В ней, - жизни, - был и такой эпизод. В пору, когда я отказался от выпивки и жизни с супругой, склонной к пьяным дракам, вернулся в отчий дом и кропотливо, неделя за неделей, разбирал с психологом все причины сложившейся непростой ситуации, мы нередко ездили с отцом к его брату в Петербург. Инициатором поездок был, преимущественно,  я, потому что старцы между собой не слишком ладили, но однажды в Петербург нас сорвал сам дядя, - скоропостижно скончалась его ветхая, дореволюционная мать, с которой он жил. Большую часть суеты и беготни по части тёткиных похорон взял на себя отец, в том числе – и замену старых, уже обветшавших надгробий на видном, привилегированном участке прямо возле входа на *** кладбище.

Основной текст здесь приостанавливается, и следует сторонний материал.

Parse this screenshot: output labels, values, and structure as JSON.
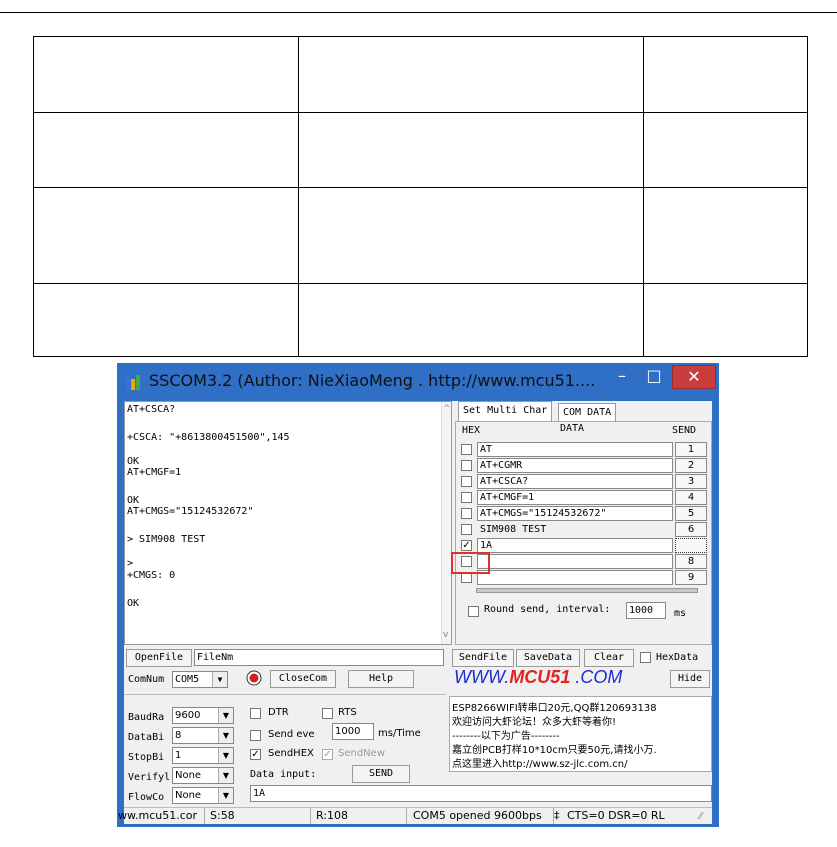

Нам позвонили из кладбищенской конторы утром, сообщив, что всё готово и можно приезжать. Два простых деревянных креста, порытых для защиты от непогоды лаком, стояли возле входа. Служители выдали накладные, чеки и беззвучно растворились куда-то; мы с отцом помялись возле дверей немного и решили, что донесём их сами, - в ту пору ноги не подводили меня, да и у отца проблем было куда меньше. Взвалив оба креста, мы отправились к кладбищенским воротам мерным шагом, едва ли нога в ногу, не торопясь и не делая остановок, не разговаривая - лишь шли к могилам рода Л., неся груз.
Оба креста были совершенно одинакового веса и идентичного размера.